Just as government may revise the budget proposal, the aftermath of the protest may bring about a change in the ownership structure of small businesses who were mostly affected by the looting by hoodlums during the protests.
“According to the Economist Pocket World in Figures 2020, Nigeria has the highest number (39.9%) of owner-managers and nascent entrepreneurs in the world. However, due to the Lekki massacre that led to the looting of several stores in the country, it is a fact that most entrepreneurs are skeptical about having a physical store.
However, even with an online store, access to adequate finance could be a problem especially if one doesn’t have a stellar business plan. Unfortunately, a business plan drawn pre-COVID is not reflective of current realities. So now is the time to pull the bootstraps and re-strategize to navigate these murky times, “ Bismarck said.
Also Zainab Ahmed, minister of Finance, Budget and National Planning,  said on Thursday that the resurgence of COVID-19 pandemic in Europe, may affect the 2021 budget estimate.
Ahmed  who stated this on Thursday when she appeared before the Senate Committee on Finance to defend her ministry’s budget said her ministry did not anticipate the second phase of the pandemic, which has caused the oil price to decline in the international market, while planning the 2021 budget.
The Finance minister said the Federal Government “took the safer path” to benchmark the crude oil price in the 2021 budget but the second wave of COVID-19 in Europe threatened the estimate.”
While uncertainty surrounds the budget assumptions, its selective implementation or alleged flouting of some of its provisions by government has become a matter of concerns to the analysts.
For instance, according to the Sahara Reporters, an online platform, despite ban on some items, the government Secretly Permitted Four Companies to Import Maize worth 262,000 tons of maize into the country. The government had in July added maize to the list of ‘41 banned items’.
Wacot Limited, Chi Farms Limited, Crown Flour Mills Limited and Premier Feed Mills Limited were given approval to import maize into the country at specific capacities.
Justifying the ban then, CBN had said that the decision was taken as part of its yearly efforts to control import and encourage local production.
“As part of efforts by the Central Bank of Nigeria to increase local production, stimulate a rapid economic recovery, safeguard rural livelihoods and increase jobs, which were lost as a result of the ongoing COVID-19 pandemic, authorised dealers are hereby directed to discontinue the processing of ‘Form M’ for the importation of maize/corn with immediate effect,” O.S Nnaji, CBN’s Director in charge of Trade and Exchange Department, said in a circular seen by SaharaReporters.
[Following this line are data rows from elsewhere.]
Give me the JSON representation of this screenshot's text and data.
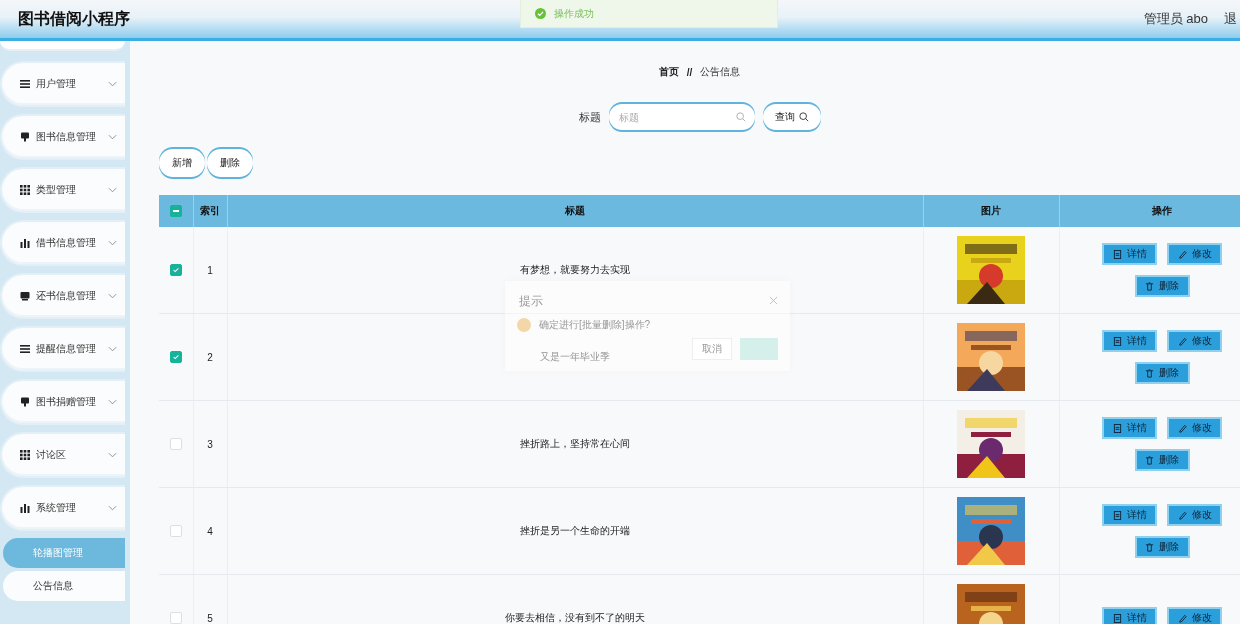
{
  "header": {
    "title": "图书借阅小程序",
    "user": "管理员 abo",
    "logout": "退"
  },
  "toast": {
    "message": "操作成功"
  },
  "sidebar": {
    "items": [
      {
        "label": "用户管理"
      },
      {
        "label": "图书信息管理"
      },
      {
        "label": "类型管理"
      },
      {
        "label": "借书信息管理"
      },
      {
        "label": "还书信息管理"
      },
      {
        "label": "提醒信息管理"
      },
      {
        "label": "图书捐赠管理"
      },
      {
        "label": "讨论区"
      },
      {
        "label": "系统管理",
        "children": [
          {
            "label": "轮播图管理",
            "selected": true
          },
          {
            "label": "公告信息",
            "selected": false
          }
        ]
      }
    ]
  },
  "breadcrumb": {
    "home": "首页",
    "separator": "//",
    "current": "公告信息"
  },
  "search": {
    "label": "标题",
    "placeholder": "标题",
    "button": "查询"
  },
  "toolbar": [
    "新增",
    "删除"
  ],
  "table": {
    "columns": [
      "索引",
      "标题",
      "图片",
      "操作"
    ],
    "select_all": {
      "indeterminate": true
    },
    "rows": [
      {
        "index": "1",
        "title": "有梦想，就要努力去实现",
        "checked": true,
        "actions": [
          "详情",
          "修改",
          "删除"
        ]
      },
      {
        "index": "2",
        "title": "又是一年毕业季",
        "checked": true,
        "actions": [
          "详情",
          "修改",
          "删除"
        ]
      },
      {
        "index": "3",
        "title": "挫折路上，坚持常在心间",
        "checked": false,
        "actions": [
          "详情",
          "修改",
          "删除"
        ]
      },
      {
        "index": "4",
        "title": "挫折是另一个生命的开端",
        "checked": false,
        "actions": [
          "详情",
          "修改",
          "删除"
        ]
      },
      {
        "index": "5",
        "title": "你要去相信，没有到不了的明天",
        "checked": false,
        "actions": [
          "详情",
          "修改"
        ]
      }
    ]
  },
  "dialog": {
    "title": "提示",
    "message": "确定进行[批量删除]操作?",
    "cancel": "取消"
  }
}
“I am directed to refer to the above subject matter. In line with government policy on food security, sufficiency and striking a balance between food security and local production capacity to meet anticipated shortfall, the Central Bank of Nigeria has granted approval to the underlisted companies to import maize in the quantities stated below:“Wacot Limited 30,000 tons, Citi Bank
Wacot Limited 30,000 tons, Chi Farms Limited 60,000 tons, Titan Trust Bank,
Crown Flour Mills Limited 22,000 tons,  Coronation Bank,
Premier Feed Mills Limited 120,000 tons,  Zenith Bank.“Note: Approval is strictly for the companies listed above and stemmed to the months of August, September and October alone. Given the clarification, all CACs are directed to note the above companies, approved companies, duration and jerque accordingly. Please be guided,” an internal circular signed by one TM Isa on behalf of the controller of Customs read.
Friday Ameh, Lagos based analyst said that double dealing or standard by the government would further erode confidence in the government said to be suffering from all round deficit.